En 1985, lors du chavirage de son multicoque Jet Service IV, Guillemot, bassin fracturé et deux jambes cassées avait vécu l'enfer dans l'attente des secours. C'est donc en connaissance de cause que Guillemot peut apporter un support psychologique à Eliès dans l'attente de la frégate australienne.

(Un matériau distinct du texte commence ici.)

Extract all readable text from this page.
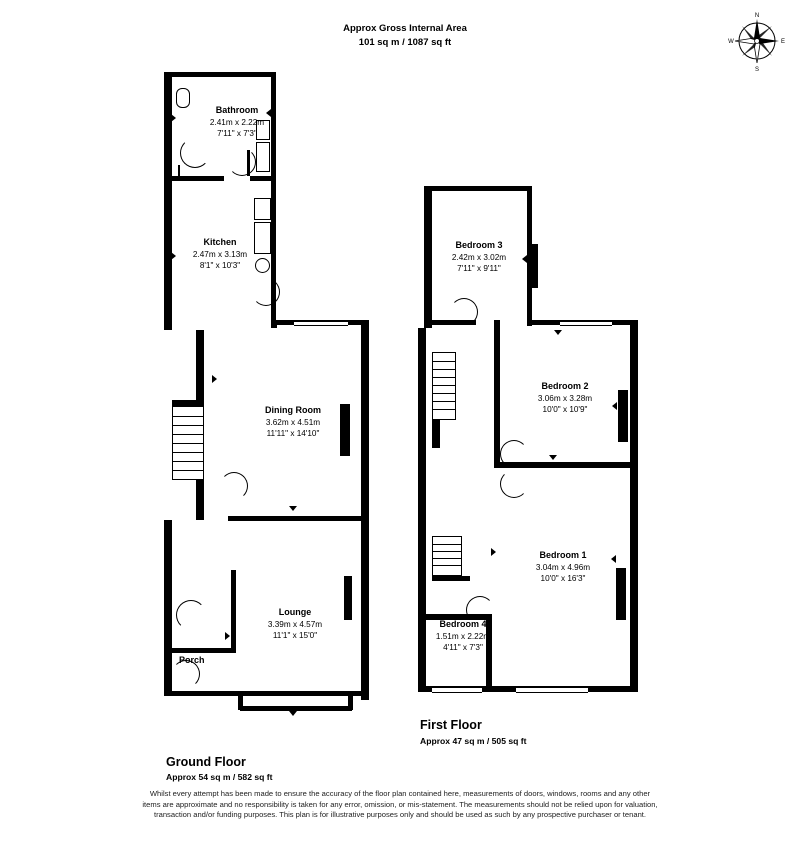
Approx Gross Internal Area
101 sq m / 1087 sq ft
N
E
S
W
Bathroom
2.41m x 2.22m
7'11" x 7'3"
Kitchen
2.47m x 3.13m
8'1" x 10'3"
Dining Room
3.62m x 4.51m
11'11" x 14'10"
Lounge
3.39m x 4.57m
11'1" x 15'0"
Porch
Ground Floor
Approx 54 sq m / 582 sq ft
Bedroom 3
2.42m x 3.02m
7'11" x 9'11"
Bedroom 2
3.06m x 3.28m
10'0" x 10'9"
Bedroom 1
3.04m x 4.96m
10'0" x 16'3"
Bedroom 4
1.51m x 2.22m
4'11" x 7'3"
First Floor
Approx 47 sq m / 505 sq ft
Whilst every attempt has been made to ensure the accuracy of the floor plan contained here, measurements of doors, windows, rooms and any other items are approximate and no responsibility is taken for any error, omission, or mis-statement. The measurements should not be relied upon for valuation, transaction and/or funding purposes. This plan is for illustrative purposes only and should be used as such by any prospective purchaser or tenant.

Naviguant présentement en cercle autour de Generali, Guillemot communique régulièrement avec Eliès via la radio VHF:

«Je suis à 500 mètres dans l'axe du bateau de Yann. Je viens de me rapprocher de lui. Le vent est rentré depuis 2 heures, j'ai entre 28 et 32 noeuds. Avec cette mer un peu agitée, ça risque de remuer pour Yann. Pour l'aider, j'ai tenté de lui lancer des vivres et des médicaments, mais ça s'est terminé avec un paquet dans le cockpit, un autre dans l'eau. Il y a eu un moment très fort émotionnellement. Quand je suis passé derrière son bateau, j'ai vu une main s'agiter à l'intérieur de l'habitacle, et l'ombre de sa tête. On s'est appelé en VHF, et ça a été un grand moment. Je sais ce que c'est de souffrir en mer : je l'ai vécu moi aussi. Ce qui est difficile à vivre, c'est d'être à proximité et de ne pas pouvoir lui apporter une aide physique. La consolation, c'est de se dire que l'aide psychologique compte beaucoup. Entre le moment où je suis arrivé et maintenant, j'ai pu noter un changement dans sa voix qui m'a beaucoup rassuré. On a même fini par blaguer. Avec Yann, on a un peu le même défaut: on est breton, on est têtu! J'ai bien l'intention de rester jusqu'à l'arrivée des secours.»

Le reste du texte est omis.